A democracy knows how to get rid of bad officials -- they can be voted out or prosecuted. But what happens when your party has a base that thinks the American president is not an American, Benghazi was worse than Watergate, "reverse racism" is wore than racism and climate change a hoax? Probably, you wait.

Trump or Cruz? Bob concludes that it's too early to tell if Wisconsin will prove an inflection point for Trump who's escaped previous predictions of doom. "Remember that a candidate can recast his image at a Convention in his nominating speech -- Gore rose 13 points after his. Cruz seems shrewd enough to do that and organize his Convention well. But the problem for the GOP is this -- who scripts its Convention if there's no nominee before it starts?"

Mary agrees that Trump can't win a general election, she thinks Cruz would or at least reduce Senate and House loses. Bob is not so sanguine, noting that Cruz's national unpopularity is almost as high as toxic Trump's.

The big question: could Mary support Trump or is she a #nevertrump? Long pause: "I need to see more solutions... not long policy papers but his views on Supreme Court, regulatory reform. Then I might... but I certainly would if Convention leaders try to steal it from him by rigging the rules!"

Clinton-Sanders. Shrum thinks that their spat over qualifications helped neither. "Bernie may have over-responded by saying that HRC was not qualified but Clinton showed nervousness" by her campaign's constant attacks which risked offending Sanders's ardent young supporters and keeping them home this Fall. Indeed, both pulled back from the cliff given their mutual party interest. So far, Mary acknowledges, "this has been a pretty typical contest between utopians and realists" which shouldn't lead to permanent schisms in November.

What happens when Sanders is trailing significantly after New York and then starts challenging the legitimacy of Superdelegates as 'undemocratic'? Mary: "that's a nice political argument but irrelevant. Since when do we have a pure democracy - we have a representative republic. A better tactic than offending them would be to go after them."

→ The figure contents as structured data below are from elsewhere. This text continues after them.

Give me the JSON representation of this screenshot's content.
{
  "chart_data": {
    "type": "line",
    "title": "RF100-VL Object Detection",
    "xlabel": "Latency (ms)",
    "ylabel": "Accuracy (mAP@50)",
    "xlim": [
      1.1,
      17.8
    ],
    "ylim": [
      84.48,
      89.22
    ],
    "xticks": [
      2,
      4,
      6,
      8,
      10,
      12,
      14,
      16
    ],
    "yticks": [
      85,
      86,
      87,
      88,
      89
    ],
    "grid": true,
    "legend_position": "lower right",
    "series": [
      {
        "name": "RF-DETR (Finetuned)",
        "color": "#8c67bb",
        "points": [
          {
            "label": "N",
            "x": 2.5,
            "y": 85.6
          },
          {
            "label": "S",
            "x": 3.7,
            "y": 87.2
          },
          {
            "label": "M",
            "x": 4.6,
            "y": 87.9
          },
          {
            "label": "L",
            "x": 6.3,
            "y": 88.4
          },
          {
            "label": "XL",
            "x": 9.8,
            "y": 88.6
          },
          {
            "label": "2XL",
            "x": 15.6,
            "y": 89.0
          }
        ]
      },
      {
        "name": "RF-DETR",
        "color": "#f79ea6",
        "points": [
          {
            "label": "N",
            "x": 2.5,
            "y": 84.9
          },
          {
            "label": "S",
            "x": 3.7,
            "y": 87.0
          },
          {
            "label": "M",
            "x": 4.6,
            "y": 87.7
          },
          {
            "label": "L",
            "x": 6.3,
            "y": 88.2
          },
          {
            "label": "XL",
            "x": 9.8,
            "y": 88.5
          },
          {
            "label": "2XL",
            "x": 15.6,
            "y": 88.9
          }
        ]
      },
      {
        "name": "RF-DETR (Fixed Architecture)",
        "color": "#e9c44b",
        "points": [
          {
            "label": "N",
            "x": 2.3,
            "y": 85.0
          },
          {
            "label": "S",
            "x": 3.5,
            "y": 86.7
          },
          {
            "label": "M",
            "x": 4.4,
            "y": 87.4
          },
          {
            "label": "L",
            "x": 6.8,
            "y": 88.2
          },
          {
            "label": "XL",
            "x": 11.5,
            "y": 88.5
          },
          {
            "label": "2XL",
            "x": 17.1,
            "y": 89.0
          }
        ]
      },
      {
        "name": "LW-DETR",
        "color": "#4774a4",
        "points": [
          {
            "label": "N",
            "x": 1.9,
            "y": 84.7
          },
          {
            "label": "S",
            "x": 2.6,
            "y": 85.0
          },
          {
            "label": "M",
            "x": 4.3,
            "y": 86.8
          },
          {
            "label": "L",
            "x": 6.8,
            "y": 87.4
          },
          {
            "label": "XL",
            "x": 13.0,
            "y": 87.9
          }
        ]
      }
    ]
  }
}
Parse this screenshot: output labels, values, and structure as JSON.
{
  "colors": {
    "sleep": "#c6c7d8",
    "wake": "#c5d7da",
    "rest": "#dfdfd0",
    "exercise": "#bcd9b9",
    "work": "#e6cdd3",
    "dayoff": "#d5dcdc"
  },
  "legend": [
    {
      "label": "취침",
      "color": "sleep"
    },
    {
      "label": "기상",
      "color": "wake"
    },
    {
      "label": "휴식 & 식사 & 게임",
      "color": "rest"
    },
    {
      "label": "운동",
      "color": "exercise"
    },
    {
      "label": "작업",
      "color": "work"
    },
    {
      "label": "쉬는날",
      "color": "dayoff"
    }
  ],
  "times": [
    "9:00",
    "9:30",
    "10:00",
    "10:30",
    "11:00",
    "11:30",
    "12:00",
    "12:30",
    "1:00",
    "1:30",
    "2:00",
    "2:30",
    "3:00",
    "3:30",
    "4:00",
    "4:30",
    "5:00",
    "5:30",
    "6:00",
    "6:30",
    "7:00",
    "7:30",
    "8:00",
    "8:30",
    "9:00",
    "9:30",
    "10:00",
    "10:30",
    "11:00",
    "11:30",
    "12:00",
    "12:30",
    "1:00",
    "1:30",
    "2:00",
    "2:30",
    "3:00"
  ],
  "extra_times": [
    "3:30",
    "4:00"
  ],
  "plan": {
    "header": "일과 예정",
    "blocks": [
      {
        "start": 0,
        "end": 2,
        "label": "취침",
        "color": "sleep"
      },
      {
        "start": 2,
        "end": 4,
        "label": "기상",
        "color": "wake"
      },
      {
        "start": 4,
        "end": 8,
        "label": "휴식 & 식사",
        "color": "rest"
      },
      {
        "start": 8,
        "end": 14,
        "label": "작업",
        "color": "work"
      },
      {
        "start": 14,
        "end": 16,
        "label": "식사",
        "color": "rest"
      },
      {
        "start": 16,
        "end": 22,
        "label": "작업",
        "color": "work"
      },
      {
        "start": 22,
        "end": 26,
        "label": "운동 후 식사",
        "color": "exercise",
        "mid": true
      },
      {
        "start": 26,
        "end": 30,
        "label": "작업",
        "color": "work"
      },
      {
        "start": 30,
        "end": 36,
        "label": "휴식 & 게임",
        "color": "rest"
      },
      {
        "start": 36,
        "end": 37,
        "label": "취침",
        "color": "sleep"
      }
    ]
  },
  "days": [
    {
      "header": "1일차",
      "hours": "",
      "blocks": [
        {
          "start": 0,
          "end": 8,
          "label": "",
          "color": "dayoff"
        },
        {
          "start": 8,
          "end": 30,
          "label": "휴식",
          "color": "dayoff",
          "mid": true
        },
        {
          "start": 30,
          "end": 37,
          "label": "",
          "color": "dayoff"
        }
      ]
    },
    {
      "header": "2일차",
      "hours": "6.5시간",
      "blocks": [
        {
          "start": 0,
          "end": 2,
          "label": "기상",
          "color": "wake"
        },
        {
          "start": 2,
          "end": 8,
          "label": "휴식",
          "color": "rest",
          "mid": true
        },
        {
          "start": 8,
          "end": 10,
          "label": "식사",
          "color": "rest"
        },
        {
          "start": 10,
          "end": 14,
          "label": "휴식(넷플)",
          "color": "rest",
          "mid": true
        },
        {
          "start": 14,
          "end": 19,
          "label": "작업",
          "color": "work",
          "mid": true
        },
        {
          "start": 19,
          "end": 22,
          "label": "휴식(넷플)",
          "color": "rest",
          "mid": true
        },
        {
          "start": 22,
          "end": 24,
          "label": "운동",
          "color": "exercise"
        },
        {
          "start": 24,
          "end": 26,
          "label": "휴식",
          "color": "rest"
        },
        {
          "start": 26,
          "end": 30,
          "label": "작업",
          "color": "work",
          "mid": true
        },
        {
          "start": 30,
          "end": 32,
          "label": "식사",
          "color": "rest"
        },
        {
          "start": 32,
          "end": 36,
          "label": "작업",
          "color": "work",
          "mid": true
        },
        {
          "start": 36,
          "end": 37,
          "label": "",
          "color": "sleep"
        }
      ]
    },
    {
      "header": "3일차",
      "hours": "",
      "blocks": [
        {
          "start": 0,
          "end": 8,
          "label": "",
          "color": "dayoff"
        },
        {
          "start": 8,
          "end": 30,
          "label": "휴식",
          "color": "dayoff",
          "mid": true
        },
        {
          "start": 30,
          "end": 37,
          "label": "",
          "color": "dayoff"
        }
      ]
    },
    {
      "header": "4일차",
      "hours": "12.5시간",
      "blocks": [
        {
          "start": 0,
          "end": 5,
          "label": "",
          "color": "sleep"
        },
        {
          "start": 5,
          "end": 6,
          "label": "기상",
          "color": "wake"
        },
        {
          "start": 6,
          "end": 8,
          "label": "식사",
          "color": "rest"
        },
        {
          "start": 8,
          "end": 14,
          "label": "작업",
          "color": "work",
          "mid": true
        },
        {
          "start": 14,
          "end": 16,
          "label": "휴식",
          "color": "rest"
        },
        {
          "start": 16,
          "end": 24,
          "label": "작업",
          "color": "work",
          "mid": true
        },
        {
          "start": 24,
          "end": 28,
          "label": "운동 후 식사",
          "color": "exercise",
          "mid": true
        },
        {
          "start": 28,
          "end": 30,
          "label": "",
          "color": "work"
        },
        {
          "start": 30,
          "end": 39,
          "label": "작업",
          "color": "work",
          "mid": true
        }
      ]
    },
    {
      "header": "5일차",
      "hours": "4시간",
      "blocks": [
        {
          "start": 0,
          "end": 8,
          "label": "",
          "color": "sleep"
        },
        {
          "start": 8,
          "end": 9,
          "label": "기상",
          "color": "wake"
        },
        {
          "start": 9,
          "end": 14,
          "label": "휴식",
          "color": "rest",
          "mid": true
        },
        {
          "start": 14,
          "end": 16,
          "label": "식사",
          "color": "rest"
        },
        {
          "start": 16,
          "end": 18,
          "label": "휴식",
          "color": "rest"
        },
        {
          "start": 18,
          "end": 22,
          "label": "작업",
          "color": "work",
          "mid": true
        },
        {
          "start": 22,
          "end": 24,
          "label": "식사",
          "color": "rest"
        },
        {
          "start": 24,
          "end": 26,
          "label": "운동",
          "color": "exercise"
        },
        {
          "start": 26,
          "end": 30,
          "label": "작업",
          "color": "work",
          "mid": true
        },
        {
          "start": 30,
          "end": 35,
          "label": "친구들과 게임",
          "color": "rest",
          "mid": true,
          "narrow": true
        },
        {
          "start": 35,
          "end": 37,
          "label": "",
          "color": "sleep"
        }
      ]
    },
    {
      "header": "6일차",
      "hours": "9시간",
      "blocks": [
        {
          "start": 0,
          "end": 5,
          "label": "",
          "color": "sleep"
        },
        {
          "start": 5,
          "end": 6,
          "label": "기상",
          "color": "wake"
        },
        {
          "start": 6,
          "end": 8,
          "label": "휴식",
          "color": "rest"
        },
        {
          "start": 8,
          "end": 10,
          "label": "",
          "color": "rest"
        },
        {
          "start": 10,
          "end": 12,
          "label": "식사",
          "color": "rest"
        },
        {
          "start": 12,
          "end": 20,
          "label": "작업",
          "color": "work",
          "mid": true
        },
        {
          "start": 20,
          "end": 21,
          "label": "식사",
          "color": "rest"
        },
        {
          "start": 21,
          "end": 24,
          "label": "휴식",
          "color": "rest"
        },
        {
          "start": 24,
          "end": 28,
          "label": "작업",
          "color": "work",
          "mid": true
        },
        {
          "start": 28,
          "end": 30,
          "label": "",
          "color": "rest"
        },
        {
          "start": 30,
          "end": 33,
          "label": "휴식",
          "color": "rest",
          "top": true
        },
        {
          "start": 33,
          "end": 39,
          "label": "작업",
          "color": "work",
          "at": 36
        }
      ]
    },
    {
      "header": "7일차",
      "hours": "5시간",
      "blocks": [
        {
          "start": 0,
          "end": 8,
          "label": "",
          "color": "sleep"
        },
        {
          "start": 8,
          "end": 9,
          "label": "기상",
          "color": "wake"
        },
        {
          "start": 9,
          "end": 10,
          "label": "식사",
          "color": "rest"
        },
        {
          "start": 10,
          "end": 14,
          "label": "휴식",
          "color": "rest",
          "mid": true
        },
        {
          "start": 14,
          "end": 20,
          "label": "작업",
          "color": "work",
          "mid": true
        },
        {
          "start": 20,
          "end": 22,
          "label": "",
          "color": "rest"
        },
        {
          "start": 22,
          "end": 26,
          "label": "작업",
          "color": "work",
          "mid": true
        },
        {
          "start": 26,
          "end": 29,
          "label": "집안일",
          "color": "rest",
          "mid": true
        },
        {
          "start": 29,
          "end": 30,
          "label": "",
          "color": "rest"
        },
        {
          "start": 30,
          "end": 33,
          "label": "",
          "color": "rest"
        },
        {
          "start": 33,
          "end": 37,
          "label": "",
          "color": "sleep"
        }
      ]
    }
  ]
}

Bob: "you've known a lot of major Democratic candidates and you now Hillary: is the taint that she's a dishonest liar unfair though effective?" Shrum says it's wrong and the result of a fatigue that has perhaps set in after three decades as a prominent target in public life. "But she didn't help herself with the email sever problem and taking those six figure Goldman fees." (When asked about this after show is taped, Clinton responded that perhaps she's a better officeholder than candidate and that her popularity will rise when she doe the job well, as she has in the past.)

Paid Parental Leave. San Francisco just enacted it for up to six weeks for both mother and father. Good pro-family idea or just anti-business/pro-big government? Mary says its fine if a business does this to attract workers but doesn't like it when the government requires it, "then it's like coerced volunteerism." Bob thinks it'll work here as "it's worked in Europe to help young parents without having any significant effect on economies."